Looking back at my years in school, I guess I would have been that Distinguished student. And today my daughter is that Distinguished student. But what about the ones who aren’t? What about the child who climbs into the car after school and tells you that he was embarrassed… because while many students were going upstairs to “receive awards and fun stuff,” he was taken back to his classroom for donut holes. “I mean, donut holes… really?” Henry asked me. (Not that he didn’t wolf down those donut holes, of course , but I get his point.)
Then he said what I hate to hear from any child:
“It made me feel STUPID.”
I cringed. I immediately began my loving rebuttal, which ended up more like a diatribe against testing.

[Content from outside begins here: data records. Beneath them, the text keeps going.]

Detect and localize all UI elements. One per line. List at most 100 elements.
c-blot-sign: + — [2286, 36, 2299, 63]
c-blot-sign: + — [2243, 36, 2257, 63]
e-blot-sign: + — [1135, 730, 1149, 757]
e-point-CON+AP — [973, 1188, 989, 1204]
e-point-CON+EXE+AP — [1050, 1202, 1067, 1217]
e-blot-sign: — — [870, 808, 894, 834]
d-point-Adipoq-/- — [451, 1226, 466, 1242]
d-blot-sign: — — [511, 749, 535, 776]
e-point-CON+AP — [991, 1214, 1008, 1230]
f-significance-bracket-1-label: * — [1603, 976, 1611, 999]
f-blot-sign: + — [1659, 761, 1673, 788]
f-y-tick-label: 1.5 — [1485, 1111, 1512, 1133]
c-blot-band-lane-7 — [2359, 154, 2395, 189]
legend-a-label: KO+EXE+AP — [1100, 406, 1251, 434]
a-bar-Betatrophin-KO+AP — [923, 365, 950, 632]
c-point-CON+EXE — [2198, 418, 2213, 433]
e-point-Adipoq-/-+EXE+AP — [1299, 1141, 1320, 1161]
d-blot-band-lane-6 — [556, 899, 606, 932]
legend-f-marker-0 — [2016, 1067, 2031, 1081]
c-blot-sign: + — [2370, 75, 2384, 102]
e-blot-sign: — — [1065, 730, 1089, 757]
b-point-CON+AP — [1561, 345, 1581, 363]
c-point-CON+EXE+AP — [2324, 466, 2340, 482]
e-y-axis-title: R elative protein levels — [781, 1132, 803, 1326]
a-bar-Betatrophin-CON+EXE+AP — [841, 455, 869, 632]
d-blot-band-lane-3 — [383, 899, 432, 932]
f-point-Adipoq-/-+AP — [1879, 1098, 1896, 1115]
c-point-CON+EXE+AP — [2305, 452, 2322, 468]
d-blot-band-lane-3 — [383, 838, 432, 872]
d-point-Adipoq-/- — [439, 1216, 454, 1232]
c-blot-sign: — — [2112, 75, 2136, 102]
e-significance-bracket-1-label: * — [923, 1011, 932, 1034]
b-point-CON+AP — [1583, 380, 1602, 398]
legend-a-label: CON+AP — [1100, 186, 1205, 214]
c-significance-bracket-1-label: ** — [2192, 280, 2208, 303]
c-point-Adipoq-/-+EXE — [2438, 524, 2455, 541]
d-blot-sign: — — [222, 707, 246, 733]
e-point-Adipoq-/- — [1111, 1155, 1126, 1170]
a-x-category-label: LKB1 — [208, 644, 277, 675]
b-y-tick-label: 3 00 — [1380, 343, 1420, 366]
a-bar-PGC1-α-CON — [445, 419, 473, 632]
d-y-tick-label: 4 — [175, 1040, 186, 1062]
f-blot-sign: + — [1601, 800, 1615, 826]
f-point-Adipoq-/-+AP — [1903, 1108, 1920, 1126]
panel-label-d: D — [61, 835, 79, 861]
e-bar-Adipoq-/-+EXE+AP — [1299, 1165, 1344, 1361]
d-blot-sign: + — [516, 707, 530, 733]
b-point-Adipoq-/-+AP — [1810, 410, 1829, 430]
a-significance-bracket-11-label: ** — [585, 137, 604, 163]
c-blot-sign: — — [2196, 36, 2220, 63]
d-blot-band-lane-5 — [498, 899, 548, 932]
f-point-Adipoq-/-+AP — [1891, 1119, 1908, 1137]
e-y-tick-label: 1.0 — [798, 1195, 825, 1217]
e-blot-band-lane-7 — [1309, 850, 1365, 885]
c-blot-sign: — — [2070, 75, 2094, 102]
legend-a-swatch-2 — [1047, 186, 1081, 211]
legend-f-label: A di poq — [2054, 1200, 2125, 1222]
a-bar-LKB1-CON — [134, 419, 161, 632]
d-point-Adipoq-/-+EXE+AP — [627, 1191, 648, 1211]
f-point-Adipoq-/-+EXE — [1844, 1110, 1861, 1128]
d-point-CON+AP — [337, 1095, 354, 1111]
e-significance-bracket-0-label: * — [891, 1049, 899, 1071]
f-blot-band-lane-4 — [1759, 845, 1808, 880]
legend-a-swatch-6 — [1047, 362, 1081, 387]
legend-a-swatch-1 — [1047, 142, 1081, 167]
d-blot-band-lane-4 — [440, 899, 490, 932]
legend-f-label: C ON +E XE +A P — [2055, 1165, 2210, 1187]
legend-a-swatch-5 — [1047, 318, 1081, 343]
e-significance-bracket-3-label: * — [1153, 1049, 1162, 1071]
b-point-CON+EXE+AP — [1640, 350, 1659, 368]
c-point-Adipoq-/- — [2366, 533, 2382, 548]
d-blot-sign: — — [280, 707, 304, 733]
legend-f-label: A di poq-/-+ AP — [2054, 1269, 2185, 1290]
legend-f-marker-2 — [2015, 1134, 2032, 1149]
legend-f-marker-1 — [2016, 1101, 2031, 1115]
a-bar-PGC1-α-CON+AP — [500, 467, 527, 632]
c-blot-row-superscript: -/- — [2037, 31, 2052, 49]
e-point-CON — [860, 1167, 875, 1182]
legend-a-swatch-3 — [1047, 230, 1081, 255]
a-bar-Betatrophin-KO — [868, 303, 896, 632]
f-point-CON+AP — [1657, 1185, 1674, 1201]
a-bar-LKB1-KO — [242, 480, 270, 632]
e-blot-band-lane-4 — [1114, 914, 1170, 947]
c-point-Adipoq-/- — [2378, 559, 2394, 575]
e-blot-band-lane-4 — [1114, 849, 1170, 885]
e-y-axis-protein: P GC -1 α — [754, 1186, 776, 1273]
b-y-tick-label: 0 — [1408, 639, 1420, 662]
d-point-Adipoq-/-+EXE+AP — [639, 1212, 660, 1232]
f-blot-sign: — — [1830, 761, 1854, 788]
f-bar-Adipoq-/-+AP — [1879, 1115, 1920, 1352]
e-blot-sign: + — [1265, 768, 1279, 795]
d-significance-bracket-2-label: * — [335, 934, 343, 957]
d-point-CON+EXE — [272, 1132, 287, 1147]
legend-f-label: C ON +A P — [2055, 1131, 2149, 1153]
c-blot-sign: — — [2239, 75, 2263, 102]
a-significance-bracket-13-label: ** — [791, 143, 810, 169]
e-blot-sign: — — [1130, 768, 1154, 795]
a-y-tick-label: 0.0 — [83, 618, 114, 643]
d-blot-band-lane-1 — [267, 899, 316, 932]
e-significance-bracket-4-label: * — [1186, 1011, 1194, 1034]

Fast forward two hours later when the younger two got off the bus, I asked them about the Luau. “It was fun, but kinda sad,” Louisa said. She explained how everyone was being called up in front to receive these medals for being Proficient or Distinguished on last year’s tests, and the rest of the kids just had to watch while their name was never called. Meanwhile, she is wearing the Distinguished blue medal around her neck. And my younger son, Charlie, said he would never get one of those. Don’t get me wrong. I love this school. And I have utmost respect and admiration for the teachers and staff. They are amazing. And I love that our Principal individually and sincerely awarded each higher-achieving child for his/her accomplishments. It is a way to honor those who rightly deserve it, and it gives children something for which to aim. I am just thinking about the children who will possibly never hear their name called for their red or blue ribbon.
And I want to tell them:
“It’s not the medal that makes you Distinguished.
It is what’s inside the heart of the one wearing it.”
Recently, Henry’s middle school Montessori teachers asked parents to send in a note of encouragement to be given to their child on the morning of testing. I love that (and his teachers). And this is a paraphrase of what my letter said:
We are thinking of you as you take your tests, praying that you will be focused and understand the questions. But just know that these kinds of tests, though necessary for school reports, do not show your gifts and reveal your true character! These tests do not show…
~ your kindness
~ your compassion
~ your sweet heart and fun, silly side
They don’t show how you make an ostracized girl in your classroom feel like she is important and loved.
They don’t show how you tenderly take care of nature and all of God’s creatures.
They don’t show how you listened and made an elderly man with Alzheimers feel that what he said was important to you.
They don’t show how you saw the lady in Costco drop her card and chased her down in the parking lot so that you could return it.
These tests do not measure the most important things in life. They never will.
But, do your best, try your hardest, don’t rush– and know we are so pleased with you, simply for doing your best…
So when it comes down to it, I guess I do hate testing. (But, sigh, I get it.) I am grateful for the opportunity for education. I am grateful for awards given and lessons learned. I am grateful for teachers and staff who tirelessly encourage our children, both for their academic success and otherwise. And for a child who has yet to receive that Distinguished blue ribbon, I am grateful for teachers who hand out “Referrals” like this one:
And I am grateful that my youngest son, who might not ever receive one of those medals for his academic work, has a healthy understanding of what would make the world a happier place. And it doesn’t involve blue medals:
So as we move into the next three days of standardized testing, I will try to get my children to bed early (eek). I will try to feed them a decent breakfast. I will make sure Henry takes sharpened pencils.